Nobscot Hill is a USGS name for a high point in Middlesex County, Massachusetts with many public hiking trails, and the hill is located in Framingham and Sudbury. At the summit are various radio towers and a fire tower. Below the summit of Nobscot Hill is the Nobscot Scout Reservation (452 acres) which includes Tippling Rock, a popular viewing location. Surrounding the hill are other large parks and parcels of conservation land, including the Nobscot Conservation Land (118 acres), Callahan State Park (958 acres), the Sudbury Weisblatt Conservation Land, and Wittenborg Woods (83 acres), which are connected by various hiking trails, including the Bay Circuit Trail.

Geography

The summit of Nobscot Hill commands a 360-degree view including Boston, MetroWest, the Blue Hills, Lower Kearsarge, Mount Monadnock, Mount Wachusett, Mount Agamenticus, and all of the unremarkable bumps to the SouthWest. Currently, the foliage obscures much of the view from the summit, unless one climbs the fire tower when it is open, but other nearby viewing points, including nearby Jethro's Table and Tippling Rock, offer an unobstructed views to Boston. Other smaller hills surround Nobscot, including Doeskin Hill to the west, which was named in the seventeenth century after someone who lost a deerskin glove on the hill, and Tantamous Hill to the east, which was named after the medicine man who lived on Nobscot.

History

By 1657 the area appeared in the records by the name "Penobscot" (meaning “Place of the Falling Rock”) and was later shortened to "Nobscot." Nobscot was considered a spiritual place for the Nipmuc people who resided in the area, and there was also a large stone cairn at the summit which possibly served as a lookout area for the Indians. A Nipmuc medicine man named Tantamous, also known as Old Jethro, and his son, Peter Jethro and twelve others, lived on Nobscot Hill prior to King Philip’s War when they were removed in 1675 to Deer Island.
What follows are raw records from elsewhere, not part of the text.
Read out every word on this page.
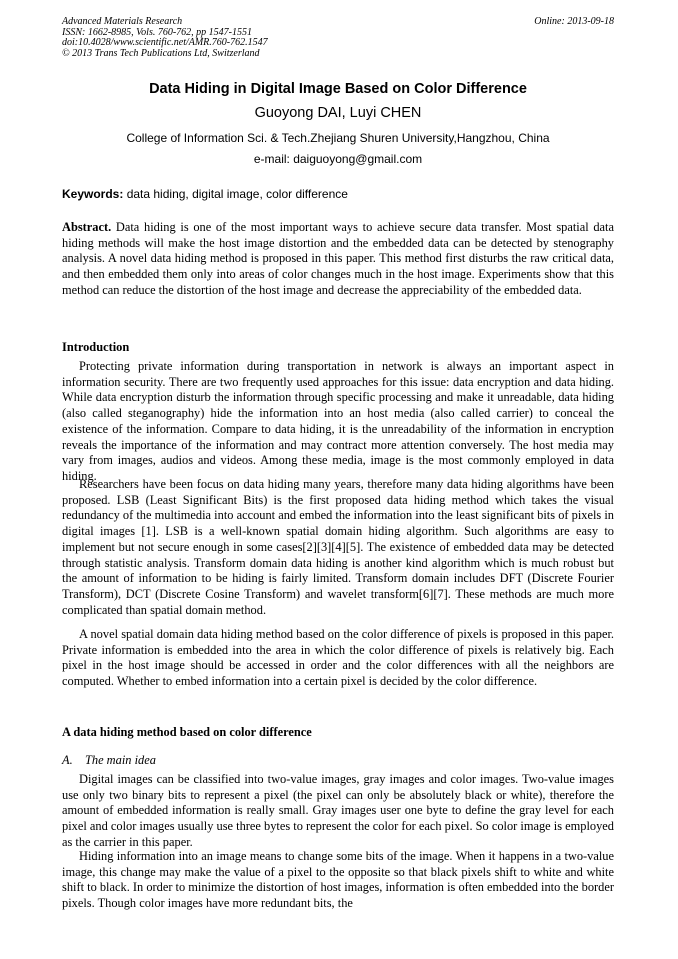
Advanced Materials Research
ISSN: 1662-8985, Vols. 760-762, pp 1547-1551
doi:10.4028/www.scientific.net/AMR.760-762.1547
© 2013 Trans Tech Publications Ltd, Switzerland
Online: 2013-09-18
Data Hiding in Digital Image Based on Color Difference
Guoyong DAI, Luyi CHEN
College of Information Sci. & Tech.Zhejiang Shuren University,Hangzhou, China
e-mail: daiguoyong@gmail.com
Keywords: data hiding, digital image, color difference
Abstract. Data hiding is one of the most important ways to achieve secure data transfer. Most spatial data hiding methods will make the host image distortion and the embedded data can be detected by stenography analysis. A novel data hiding method is proposed in this paper. This method first disturbs the raw critical data, and then embedded them only into areas of color changes much in the host image. Experiments show that this method can reduce the distortion of the host image and decrease the appreciability of the embedded data.
Introduction

Protecting private information during transportation in network is always an important aspect in information security. There are two frequently used approaches for this issue: data encryption and data hiding. While data encryption disturb the information through specific processing and make it unreadable, data hiding (also called steganography) hide the information into an host media (also called carrier) to conceal the existence of the information. Compare to data hiding, it is the unreadability of the information in encryption reveals the importance of the information and may contract more attention conversely. The host media may vary from images, audios and videos. Among these media, image is the most commonly employed in data hiding.

Researchers have been focus on data hiding many years, therefore many data hiding algorithms have been proposed. LSB (Least Significant Bits) is the first proposed data hiding method which takes the visual redundancy of the multimedia into account and embed the information into the least significant bits of pixels in digital images [1]. LSB is a well-known spatial domain hiding algorithm. Such algorithms are easy to implement but not secure enough in some cases[2][3][4][5]. The existence of embedded data may be detected through statistic analysis. Transform domain data hiding is another kind algorithm which is much robust but the amount of information to be hiding is fairly limited. Transform domain includes DFT (Discrete Fourier Transform), DCT (Discrete Cosine Transform) and wavelet transform[6][7]. These methods are much more complicated than spatial domain method.

A novel spatial domain data hiding method based on the color difference of pixels is proposed in this paper. Private information is embedded into the area in which the color difference of pixels is relatively big. Each pixel in the host image should be accessed in order and the color differences with all the neighbors are computed. Whether to embed information into a certain pixel is decided by the color difference.

A data hiding method based on color difference
A. The main idea

Digital images can be classified into two-value images, gray images and color images. Two-value images use only two binary bits to represent a pixel (the pixel can only be absolutely black or white), therefore the amount of embedded information is really small. Gray images user one byte to define the gray level for each pixel and color images usually use three bytes to represent the color for each pixel. So color image is employed as the carrier in this paper.

Hiding information into an image means to change some bits of the image. When it happens in a two-value image, this change may make the value of a pixel to the opposite so that black pixels shift to white and white shift to black. In order to minimize the distortion of host images, information is often embedded into the border pixels. Though color images have more redundant bits, the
The Jethros had orchards and cornfields on the sides of the hill, and many large Indian grinding stones are still viewable. Jethro's Field at Nobscot was referred to in the records by 1649, and references were also made to Peter's Field and Concubine's field in various deeds. Tippling Rock may have been used to communicate between local Indian villages (the rock was blasted in half in the early 20th century possibly by a local farmer). Jethro also had a granary and cairn (lookout) which was rebuilt in 1927 and was 8 feet in diameter and 5.5 feet tall with a flat smooth stone on top.

In the 1700s Revolutionary War General, John Nixon lived and farmed on the north side of Nobscot Hill and the remnants of his house are viewable. During a 1792 outbreak of small pox a pest house was constructed at the base of Nobscot for quarantining the sick and a small burial ground was built for victims who succumbed, and this cemetery and the cellar hole of the pest house may be visited today.

The area around Nobscot was used for farming for many years. Henry David Thoreau visited Nobscot in the 1850s and wrote views of the hill and about a waterfall near the hill. In the 1920s and 1930s Henry Ford purchased hundeds of acres of land around Nobscot Hill and the Wayside Inn to recreate an authentic early American village, similar to what he eventually built at Greenfield Village in Michigan. Ford constructed a large dam at the base of the hill in the 1930s to create a reservoir to support firefighting near his proposed village, but the dam failed to hold water and is now known as "Ford's Folly," and can be visited by the hiking trails around Nobscot. In 1928 the Boy Scouts purchased a large reservation on Nobscot Hill which is still owned by the organization, but the area is open to the general public as invited guests. In 2008, a 303-acre (1.23 km2) portion of the Nobscot Scout Reservation in Sudbury was permanently conserved by Sudbury Valley Trustees, the Town of Sudbury, and the Mayflower Council, Boy Scouts of America.